Les "sciences " dites politiques et sociales n'ont de science que le nom et restent des planques à gauchistes qui vivent de l'argent public dans des postes de directeurs, chargés de recherches, et autres doctorants à vie. Ce sont également ces parasites, "experts" autoproclamés [validés par les chaînes d'info en continu qui peinent à assurer leur temps d'antenne], qui viennent pérorer sur les plateaux télé. Il faut en effet supprimer toutes ces niches à gauchiasses pour redonner à l'université française sa qualité et son honneur."
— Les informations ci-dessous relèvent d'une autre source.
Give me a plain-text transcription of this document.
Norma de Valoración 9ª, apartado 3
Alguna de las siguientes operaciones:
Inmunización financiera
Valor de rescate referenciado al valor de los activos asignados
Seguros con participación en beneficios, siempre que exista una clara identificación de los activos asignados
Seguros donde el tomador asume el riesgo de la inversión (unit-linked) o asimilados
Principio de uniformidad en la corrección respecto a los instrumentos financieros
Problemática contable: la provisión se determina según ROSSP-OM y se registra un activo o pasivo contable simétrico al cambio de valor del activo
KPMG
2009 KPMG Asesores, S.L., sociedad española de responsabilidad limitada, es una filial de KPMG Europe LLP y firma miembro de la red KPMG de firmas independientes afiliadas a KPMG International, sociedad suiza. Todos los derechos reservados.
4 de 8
A gauche, c'est le vide des idées et des arguments [comme des sièges parlementaires]. Quand on n'a plus rien à dire, il faut empêcher les autres de parler par des méthodes d'intimidation et de violence. Les intellectuels de valeur sont à droite, les gauchos le savent, même s'ils ne le disent pas ouvertement, peut-on lire sur les réseaux sociaux. La Ve République est-elle encore constitutionnelle ?
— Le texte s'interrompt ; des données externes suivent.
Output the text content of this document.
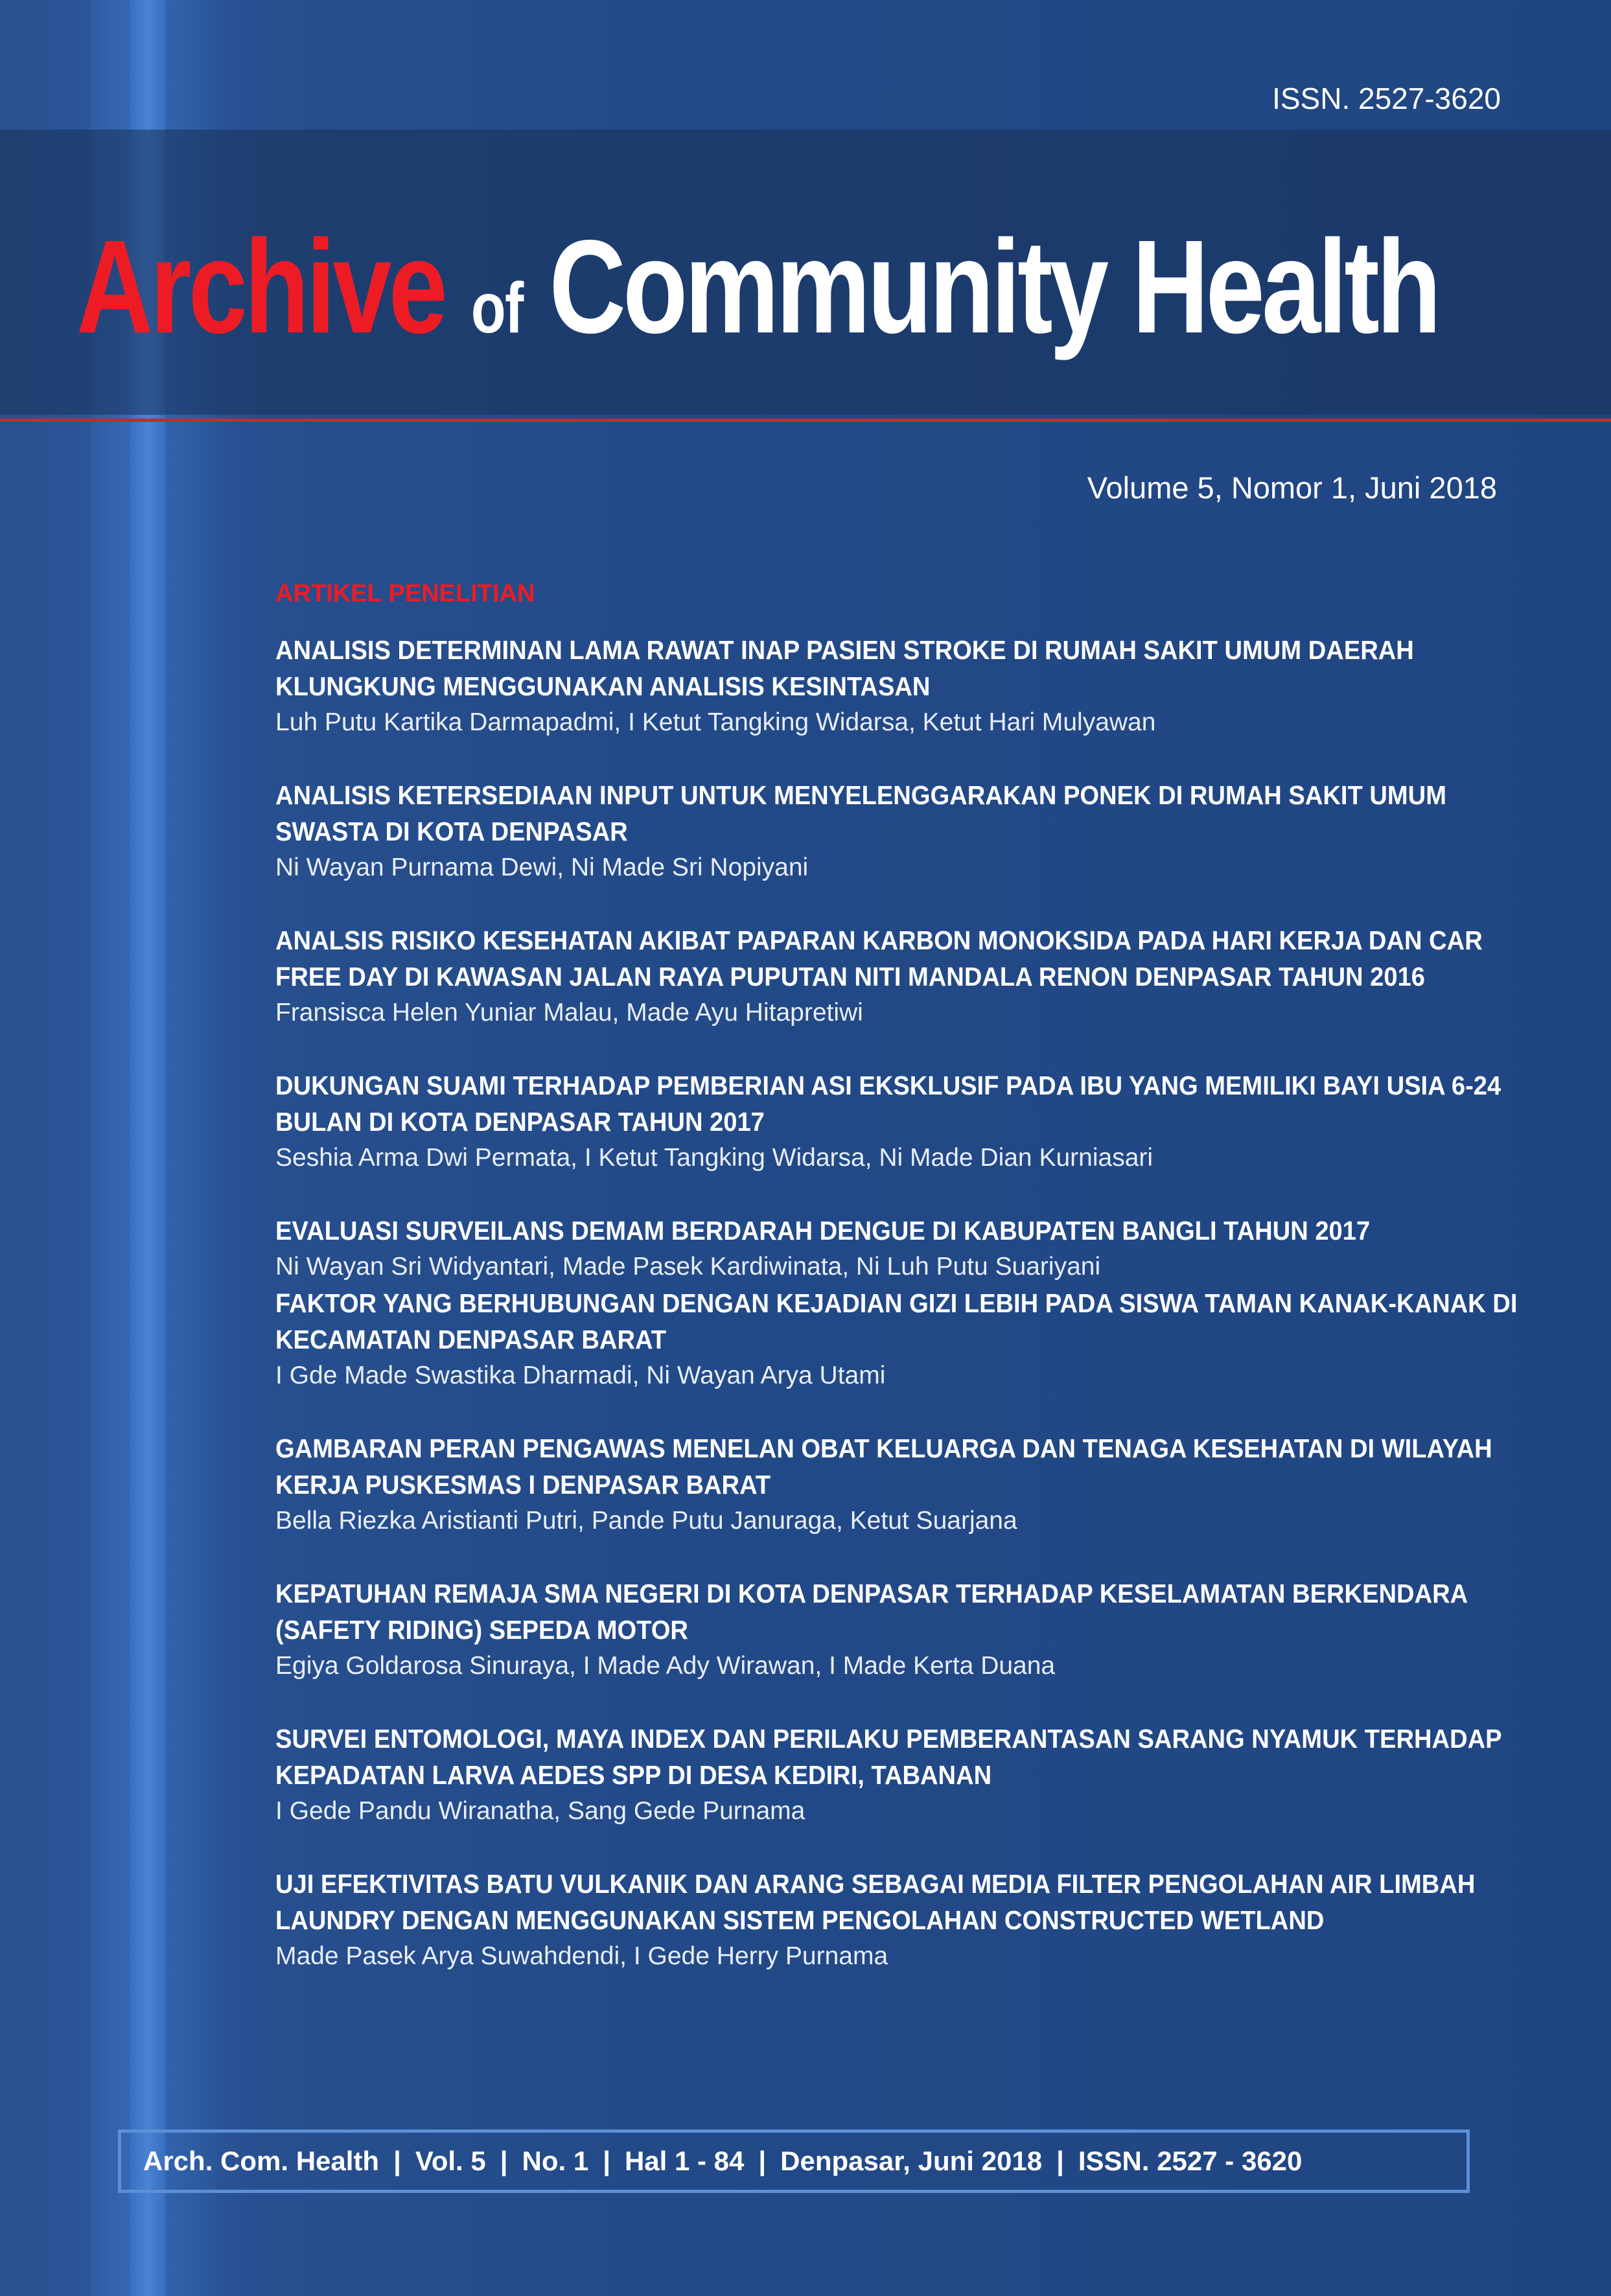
ISSN. 2527-3620
Archive of Community Health
Volume 5, Nomor 1, Juni 2018
ARTIKEL PENELITIAN
ANALISIS DETERMINAN LAMA RAWAT INAP PASIEN STROKE DI RUMAH SAKIT UMUM DAERAH KLUNGKUNG MENGGUNAKAN ANALISIS KESINTASAN

Luh Putu Kartika Darmapadmi, I Ketut Tangking Widarsa, Ketut Hari Mulyawan

ANALISIS KETERSEDIAAN INPUT UNTUK MENYELENGGARAKAN PONEK DI RUMAH SAKIT UMUM SWASTA DI KOTA DENPASAR

Ni Wayan Purnama Dewi, Ni Made Sri Nopiyani

ANALSIS RISIKO KESEHATAN AKIBAT PAPARAN KARBON MONOKSIDA PADA HARI KERJA DAN CAR FREE DAY DI KAWASAN JALAN RAYA PUPUTAN NITI MANDALA RENON DENPASAR TAHUN 2016

Fransisca Helen Yuniar Malau, Made Ayu Hitapretiwi

DUKUNGAN SUAMI TERHADAP PEMBERIAN ASI EKSKLUSIF PADA IBU YANG MEMILIKI BAYI USIA 6-24 BULAN DI KOTA DENPASAR TAHUN 2017

Seshia Arma Dwi Permata, I Ketut Tangking Widarsa, Ni Made Dian Kurniasari

EVALUASI SURVEILANS DEMAM BERDARAH DENGUE DI KABUPATEN BANGLI TAHUN 2017

Ni Wayan Sri Widyantari, Made Pasek Kardiwinata, Ni Luh Putu Suariyani

FAKTOR YANG BERHUBUNGAN DENGAN KEJADIAN GIZI LEBIH PADA SISWA TAMAN KANAK-KANAK DI KECAMATAN DENPASAR BARAT

I Gde Made Swastika Dharmadi, Ni Wayan Arya Utami

GAMBARAN PERAN PENGAWAS MENELAN OBAT KELUARGA DAN TENAGA KESEHATAN DI WILAYAH KERJA PUSKESMAS I DENPASAR BARAT

Bella Riezka Aristianti Putri, Pande Putu Januraga, Ketut Suarjana

KEPATUHAN REMAJA SMA NEGERI DI KOTA DENPASAR TERHADAP KESELAMATAN BERKENDARA (SAFETY RIDING) SEPEDA MOTOR

Egiya Goldarosa Sinuraya, I Made Ady Wirawan, I Made Kerta Duana

SURVEI ENTOMOLOGI, MAYA INDEX DAN PERILAKU PEMBERANTASAN SARANG NYAMUK TERHADAP KEPADATAN LARVA AEDES SPP DI DESA KEDIRI, TABANAN

I Gede Pandu Wiranatha, Sang Gede Purnama

UJI EFEKTIVITAS BATU VULKANIK DAN ARANG SEBAGAI MEDIA FILTER PENGOLAHAN AIR LIMBAH LAUNDRY DENGAN MENGGUNAKAN SISTEM PENGOLAHAN CONSTRUCTED WETLAND

Made Pasek Arya Suwahdendi, I Gede Herry Purnama

Arch. Com. Health | Vol. 5 | No. 1 | Hal 1 - 84 | Denpasar, Juni 2018 | ISSN. 2527 - 3620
Sylviane Agacinski, censurée à Bordeaux : jusqu’où ira le maccarthysme universitaire en marche ?


La philosophe censurée : "le nouveau visage du fascisme universitaire", selon Natacha Polony dans Marianne, du 27/10/2019.
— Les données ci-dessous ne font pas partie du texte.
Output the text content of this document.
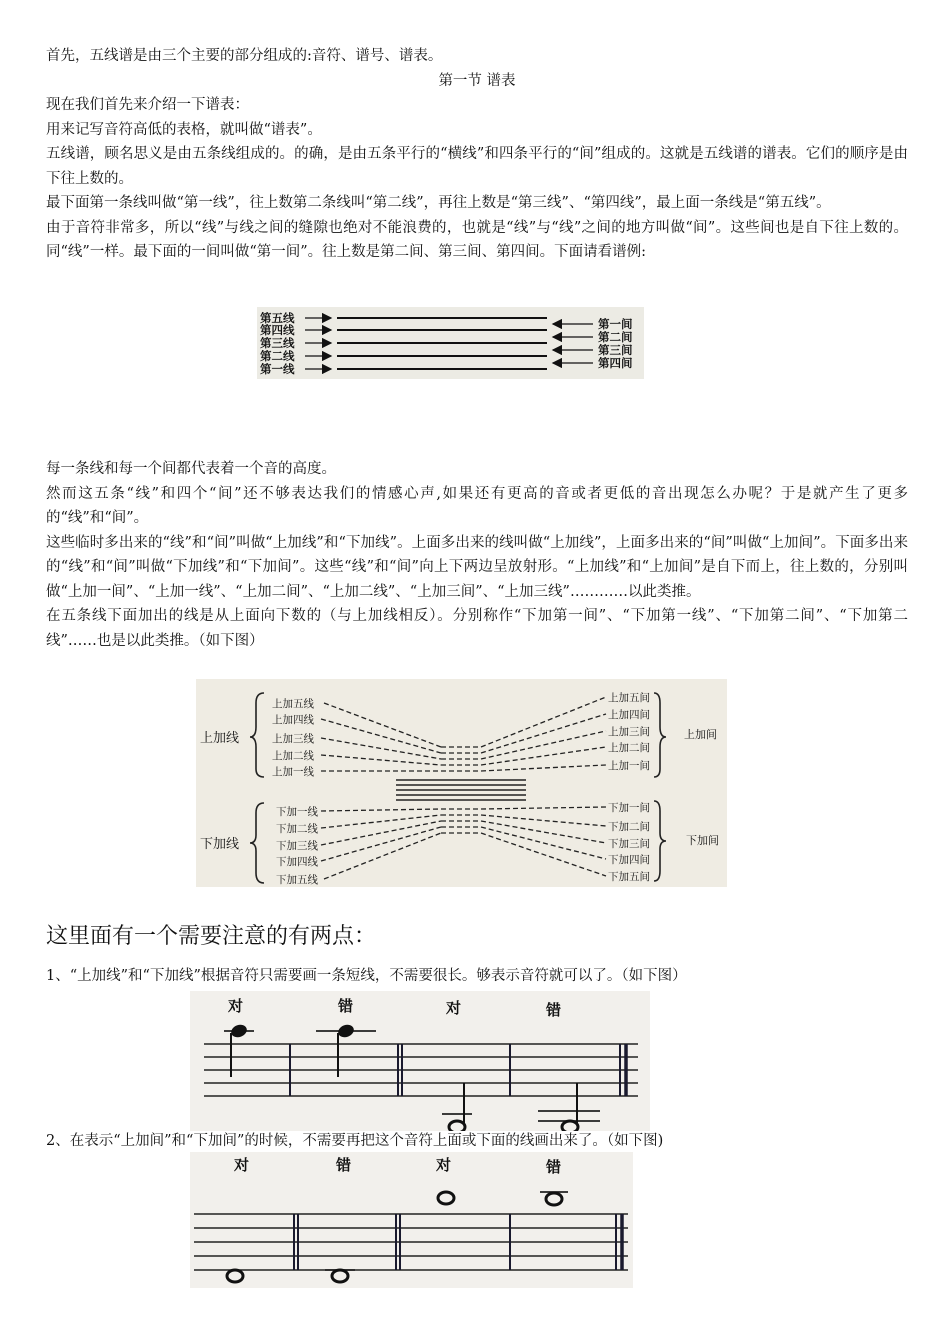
首先，五线谱是由三个主要的部分组成的:音符、谱号、谱表。

第一节 谱表

现在我们首先来介绍一下谱表：

用来记写音符高低的表格，就叫做“谱表”。

五线谱，顾名思义是由五条线组成的。的确，是由五条平行的“横线”和四条平行的“间”组成的。这就是五线谱的谱表。它们的顺序是由下往上数的。

最下面第一条线叫做“第一线”，往上数第二条线叫“第二线”，再往上数是“第三线”、“第四线”，最上面一条线是“第五线”。

由于音符非常多，所以“线”与线之间的缝隙也绝对不能浪费的，也就是“线”与“线”之间的地方叫做“间”。这些间也是自下往上数的。同“线”一样。最下面的一间叫做“第一间”。往上数是第二间、第三间、第四间。下面请看谱例:

第五线
第四线
第三线
第二线
第一线
第一间
第二间
第三间
第四间

每一条线和每一个间都代表着一个音的高度。

然而这五条“线”和四个“间”还不够表达我们的情感心声,如果还有更高的音或者更低的音出现怎么办呢？于是就产生了更多的“线”和“间”。

这些临时多出来的“线”和“间”叫做“上加线”和“下加线”。上面多出来的线叫做“上加线”，上面多出来的“间”叫做“上加间”。下面多出来的“线”和“间”叫做“下加线”和“下加间”。这些“线”和“间”向上下两边呈放射形。“上加线”和“上加间”是自下而上，往上数的，分别叫做“上加一间”、“上加一线”、“上加二间”、“上加二线”、“上加三间”、“上加三线”…………以此类推。

在五条线下面加出的线是从上面向下数的（与上加线相反）。分别称作“下加第一间”、“下加第一线”、“下加第二间”、“下加第二线”……也是以此类推。（如下图）

上加线
下加线
上加间
下加间
上加五线
上加四线
上加三线
上加二线
上加一线
下加一线
下加二线
下加三线
下加四线
下加五线
上加五间
上加四间
上加三间
上加二间
上加一间
下加一间
下加二间
下加三间
下加四间
下加五间

这里面有一个需要注意的有两点：

1、“上加线”和“下加线”根据音符只需要画一条短线，不需要很长。够表示音符就可以了。（如下图）

对	错	对	错

2、在表示“上加间”和“下加间”的时候，不需要再把这个音符上面或下面的线画出来了。（如下图)

对	错	对	错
Michel Eyquem de Montaigne fut sans doute le premier penseur à ébranler l’ethnocentrisme spontané des cultures humaines à travers la remise en cause du concept de barbarie. Raison pour laquelle il est plus que légitime de voir son nom accolé à celui d’une université. Mais sans doute l’homme des Essais, le sceptique horrifié par les guerres de religion, serait-il effaré de voir le spectacle qui s’est joué le jeudi 24 octobre à l’université Montaigne de Bordeaux. Ou plutôt qui ne s’est pas joué, puisque la conférence prévue autour de la "reproductibilité technique" de l’être humain a été annulée au motif que des groupuscules avaient promis d’empêcher sa tenue "par tous les moyens". Le syndicat 'Solidaires étudiant-e-s Bordeaux' [trotskiste], les associations GRRR, Riposte trans, Mauvais Genre-s et WakeUp! sont, certes, des organisations croupions, mais il se trouve que leurs menaces font peser un risque tel que la direction de l’Université ne s’est pas considérée en mesure « d’assurer pleinement la sécurité des biens et des personnes ».

CLIMAT DE TERREUR

Des petits groupes radicaux faisant peser un climat de terreur pour imposer leurs vues et faire taire les opposants, cela porte un nom : cela s’appelle des milices fascistes. A ceci près que celles-là jouissent d’une mansuétude infinie de la part de certains milieux politiques et médiatiques dans la mesure où elles prétendent incarner le Bien. Qui oserait le contester ? La lutte contre toute forme de discrimination, qu’elle soit sexiste, raciste ou homophobe, est l’horizon de ces démocraties contemporaines qui ont abandonné toute idée de progrès social et d’émancipation collective, et toute idée, même, de dépassement de soi par le savoir et la délibération intérieure, qui était le projet de cet humanisme dont Montaigne est l’incarnation. 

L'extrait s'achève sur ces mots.